KYIV (Reuters) – The death toll from a missile strike on the village of Hroza in northeastern Ukraine has risen to 59 after police finished identifying the victims, Interior Minister Ihor Klymenko said on Thursday.
Ukraine said a Russian missile hit a cafe in the village in the Kharkiv region last week as people gathered to mourn a fallen Ukrainian soldier. Moscow denies targeting civilians in its full-scale invasion, a position it repeated in response to a question at a Kremlin briefing about the strike on Hroza.
“The Russians killed 59 people with a direct hit with an Iskander (missile) on the village of Hroza,” Klymenko said on the Telegram messaging app.

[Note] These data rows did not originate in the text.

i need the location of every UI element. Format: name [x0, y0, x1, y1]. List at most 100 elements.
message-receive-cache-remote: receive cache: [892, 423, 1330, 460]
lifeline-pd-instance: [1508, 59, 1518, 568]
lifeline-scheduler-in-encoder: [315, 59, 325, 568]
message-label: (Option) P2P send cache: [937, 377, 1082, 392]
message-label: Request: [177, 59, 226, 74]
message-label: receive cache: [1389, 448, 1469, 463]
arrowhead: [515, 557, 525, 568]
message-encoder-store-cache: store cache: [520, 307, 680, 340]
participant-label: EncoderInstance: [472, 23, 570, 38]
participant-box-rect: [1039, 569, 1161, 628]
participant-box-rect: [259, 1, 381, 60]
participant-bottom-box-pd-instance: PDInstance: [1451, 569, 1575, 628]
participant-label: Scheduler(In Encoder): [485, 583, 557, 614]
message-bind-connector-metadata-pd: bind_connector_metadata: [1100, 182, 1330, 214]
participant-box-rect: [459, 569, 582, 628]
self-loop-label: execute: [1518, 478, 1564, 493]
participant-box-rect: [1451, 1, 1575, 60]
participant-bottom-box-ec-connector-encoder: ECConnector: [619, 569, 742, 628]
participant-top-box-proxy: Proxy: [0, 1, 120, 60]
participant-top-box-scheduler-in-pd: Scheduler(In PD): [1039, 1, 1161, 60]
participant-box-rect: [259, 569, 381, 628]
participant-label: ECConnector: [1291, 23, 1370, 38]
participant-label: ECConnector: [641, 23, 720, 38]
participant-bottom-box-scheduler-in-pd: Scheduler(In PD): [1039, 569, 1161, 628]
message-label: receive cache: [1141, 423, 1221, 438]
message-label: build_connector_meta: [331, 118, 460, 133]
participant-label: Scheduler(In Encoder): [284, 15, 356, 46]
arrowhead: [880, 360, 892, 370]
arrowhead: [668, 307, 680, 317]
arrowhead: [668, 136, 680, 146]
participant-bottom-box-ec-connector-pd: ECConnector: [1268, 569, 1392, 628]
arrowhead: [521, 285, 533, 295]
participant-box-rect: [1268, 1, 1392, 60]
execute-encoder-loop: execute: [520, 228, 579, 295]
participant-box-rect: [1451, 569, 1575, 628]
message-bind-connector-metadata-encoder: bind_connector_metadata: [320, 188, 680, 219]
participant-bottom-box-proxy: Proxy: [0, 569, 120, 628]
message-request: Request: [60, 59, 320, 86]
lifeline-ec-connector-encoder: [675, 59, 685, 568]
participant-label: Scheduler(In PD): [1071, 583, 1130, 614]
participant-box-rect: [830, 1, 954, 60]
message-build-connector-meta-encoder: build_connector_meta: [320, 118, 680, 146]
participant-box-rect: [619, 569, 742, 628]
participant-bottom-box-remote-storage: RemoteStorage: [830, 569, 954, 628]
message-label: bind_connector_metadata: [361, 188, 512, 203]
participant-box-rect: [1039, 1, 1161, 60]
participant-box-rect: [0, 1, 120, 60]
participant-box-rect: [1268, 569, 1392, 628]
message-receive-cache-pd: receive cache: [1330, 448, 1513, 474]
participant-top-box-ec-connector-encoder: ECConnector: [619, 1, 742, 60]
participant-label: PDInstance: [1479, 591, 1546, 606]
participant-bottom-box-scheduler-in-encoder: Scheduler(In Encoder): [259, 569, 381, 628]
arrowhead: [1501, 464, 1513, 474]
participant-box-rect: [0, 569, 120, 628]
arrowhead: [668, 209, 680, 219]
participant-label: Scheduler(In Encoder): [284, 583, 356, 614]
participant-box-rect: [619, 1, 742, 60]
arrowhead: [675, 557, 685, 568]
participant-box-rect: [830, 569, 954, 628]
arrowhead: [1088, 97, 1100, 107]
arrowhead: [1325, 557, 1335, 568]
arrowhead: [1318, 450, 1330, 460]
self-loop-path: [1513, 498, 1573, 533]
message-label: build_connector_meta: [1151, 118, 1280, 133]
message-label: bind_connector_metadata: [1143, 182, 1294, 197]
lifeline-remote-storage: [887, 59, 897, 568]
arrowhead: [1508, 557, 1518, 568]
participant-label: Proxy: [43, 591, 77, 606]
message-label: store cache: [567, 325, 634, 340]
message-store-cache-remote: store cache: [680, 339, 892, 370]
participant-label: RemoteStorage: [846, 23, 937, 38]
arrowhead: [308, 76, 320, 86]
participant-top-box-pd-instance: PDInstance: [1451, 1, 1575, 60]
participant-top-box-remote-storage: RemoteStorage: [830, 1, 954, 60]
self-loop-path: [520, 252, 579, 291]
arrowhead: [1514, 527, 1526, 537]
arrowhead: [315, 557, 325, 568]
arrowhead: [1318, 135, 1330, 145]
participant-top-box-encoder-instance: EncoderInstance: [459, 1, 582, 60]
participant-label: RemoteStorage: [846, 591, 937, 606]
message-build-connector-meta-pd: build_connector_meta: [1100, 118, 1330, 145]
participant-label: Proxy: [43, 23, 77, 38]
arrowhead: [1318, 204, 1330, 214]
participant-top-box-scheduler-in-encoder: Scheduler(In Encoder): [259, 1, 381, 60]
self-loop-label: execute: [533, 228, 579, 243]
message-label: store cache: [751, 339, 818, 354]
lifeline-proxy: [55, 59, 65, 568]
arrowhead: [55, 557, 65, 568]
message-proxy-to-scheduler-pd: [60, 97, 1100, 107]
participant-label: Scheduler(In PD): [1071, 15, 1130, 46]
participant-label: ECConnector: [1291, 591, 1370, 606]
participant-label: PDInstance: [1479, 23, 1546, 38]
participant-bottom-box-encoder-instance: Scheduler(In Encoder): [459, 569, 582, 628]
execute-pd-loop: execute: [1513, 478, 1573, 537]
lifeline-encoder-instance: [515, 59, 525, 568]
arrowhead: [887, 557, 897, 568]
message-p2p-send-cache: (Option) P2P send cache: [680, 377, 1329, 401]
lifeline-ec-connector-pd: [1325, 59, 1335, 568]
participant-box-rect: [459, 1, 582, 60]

“All victims are local residents. They were pensioners, medics, farmers, teachers, entrepreneurs. All were civilians. Entire families of several generations died.”
The toll is one of the biggest among civilians in any single Russian strike in nearly 20 months of the war.
Forensic experts worked round the clock for six days to identify the victims. They needed mobile DNA laboratories to identify 19, and one person – a 60-year-old man – was identified only after 20 body parts were collected, Klymenko said.
Ukraine’s SBU security service has accused two villagers who it said had fled to Russia of helping guide the missile strike.
The Czech Foreign Ministry will summon Russia’s ambassador over the attack on Hroza, CTK news agency reported on Thursday.